И я независимо следую к трамвайной остановке.

Вскоре я набредаю на остановку и в ожидании «пятнашки» пританцовываю от мороза. Со мной танцуют скопившиеся здесь граждане. Минут через двадцать хореография прекращается и начинается осада подножек. Еще через секунду подножки оказываются полностью укомплектованными. Я остаюсь «за бортом».

Одна надежда — такси. Но такси, оценивающе окидывая меня зеленым глазком, проносятся мимо. Наверное, им не по пути.

Мороз, как известно, имеет свойство крепчать. А человек тянется к теплу, к отзывчивости. Ну, а отзывчивость стоит три рубля. Так что выше своих отмороженных ушей не прыгнешь. «Левак» же тут как тут: издалека чует добычу. И я, наступив на горло собственным принципам, поощряю левацкую инициативу и вскоре оказываюсь в кабинете начальника отдела снабжения комбината химволокна Биркина. Мы с ним некоторым образом родственные души. У него аналогичный со мной пунктик: как и я, он люто ненавидит «леваков». Эта общность и привела меня к нему.

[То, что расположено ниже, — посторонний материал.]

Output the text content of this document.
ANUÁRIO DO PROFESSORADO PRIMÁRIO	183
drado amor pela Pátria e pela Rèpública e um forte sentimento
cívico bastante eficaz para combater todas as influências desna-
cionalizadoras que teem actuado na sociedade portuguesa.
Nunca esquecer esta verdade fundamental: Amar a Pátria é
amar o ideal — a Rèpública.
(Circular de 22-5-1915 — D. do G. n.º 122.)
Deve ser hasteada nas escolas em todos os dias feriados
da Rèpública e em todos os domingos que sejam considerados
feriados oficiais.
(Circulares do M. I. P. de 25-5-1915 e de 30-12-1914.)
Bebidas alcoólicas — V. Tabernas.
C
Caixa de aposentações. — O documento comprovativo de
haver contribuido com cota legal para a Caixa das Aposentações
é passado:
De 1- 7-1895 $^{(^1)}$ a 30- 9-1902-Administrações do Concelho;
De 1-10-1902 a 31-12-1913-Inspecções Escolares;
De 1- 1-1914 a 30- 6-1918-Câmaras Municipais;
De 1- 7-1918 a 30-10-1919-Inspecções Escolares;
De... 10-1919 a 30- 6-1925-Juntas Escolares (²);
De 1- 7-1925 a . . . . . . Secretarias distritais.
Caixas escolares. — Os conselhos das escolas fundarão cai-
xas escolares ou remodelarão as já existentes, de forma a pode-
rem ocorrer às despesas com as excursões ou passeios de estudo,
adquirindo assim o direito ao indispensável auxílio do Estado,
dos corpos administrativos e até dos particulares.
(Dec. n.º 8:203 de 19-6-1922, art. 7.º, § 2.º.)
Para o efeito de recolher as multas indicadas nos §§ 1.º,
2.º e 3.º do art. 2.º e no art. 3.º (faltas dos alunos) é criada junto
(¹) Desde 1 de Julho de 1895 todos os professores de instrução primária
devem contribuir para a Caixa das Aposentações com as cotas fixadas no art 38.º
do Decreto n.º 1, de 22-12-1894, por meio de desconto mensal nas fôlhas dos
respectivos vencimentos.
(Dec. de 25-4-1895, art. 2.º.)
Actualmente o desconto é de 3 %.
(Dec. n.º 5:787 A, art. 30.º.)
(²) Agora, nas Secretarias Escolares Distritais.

— Ну, какие новости, — спрашиваю я, — почтеннейший Николай Петрович, на поприще левачества?

— Жуткие дела, — говорит он, мрачнея. — «Леваки» наглеют с каждой секундой. Домой ползарплаты приношу. А что делать? Кирпич даром никто не даст. Дураков нет.

— Нет, — подтверждаю я. — Все умные.

— На один стоквартирный как-никак 800 тысяч кирпича пошло. Мы жилье за счет фонда соцкультбыта строим. По этому фонду материал не планируют. Ни гвоздя, ни жердочки.

— Эх, жизнь! — вздыхаю я. — За кирпич-то что хапнули?

— Спортивный костюм, И за перекрытия тоже. Директора кирпичного и железобетонного, туда их в дышло, хапнули.

— Спортом, значит, занимаются?

— Им. А железобетонный директор еще и супругу хотел по-спортивному одеть. И пришлось еще начальников площадок обоих заводов стимулировать.

— А их зачем? — интересуюсь я.

— Здрасьте! — горячится мой собеседник. — Я же вам втолковываю: Госплан по фондам соцкультбыта не спускает материалов. Миллион в зубы — и чеши на заводы. А у них на площадках плановых заказчиков полно. Между ними днем не встрянешь. Являешься вечером, когда механизмы погрузки и доставки обезлюжены. Доходчиво говорю?

— Выходит, сами грузите? — догадываюсь я.

Биркин нервно хихикает.

— Кровную монету грузим в карманы крановщиков и водителей плитовозов. А в их начальство три звездочки и шашлыки загружаем. Заинтересовываем.

— На какие же шиши? — наивно спрашиваю я. — Начальство ассигнует?

— Как же! Хе-хе, ассигнет оно! Скажете тоже. Только требует. Достать, скажет, девять ящиков гвоздей. И никаких гвоздей.

Биркин подходит к двери и осторожно выглядывает в коридор. Потом, щелкнув замком, шепчет:

— Я вам больше скажу: порой вынужден на преступление идти.

— Как так? — тоже шепотом спрашиваю я.

— А так. Иногда зло берет: почти три года в отпуске не был, костюм блестит, как трельяж, жена стала задумчивой. Поскрипишь зубами да и…

— Чего «и…»? — испуганно говорю я.

— Продукцией комбината начинаешь стимулировать. Галстуками, дефицитной пряжей мэрон, капроновой нитью. А также упомянутыми костюмами, купленными для своих физкультурников.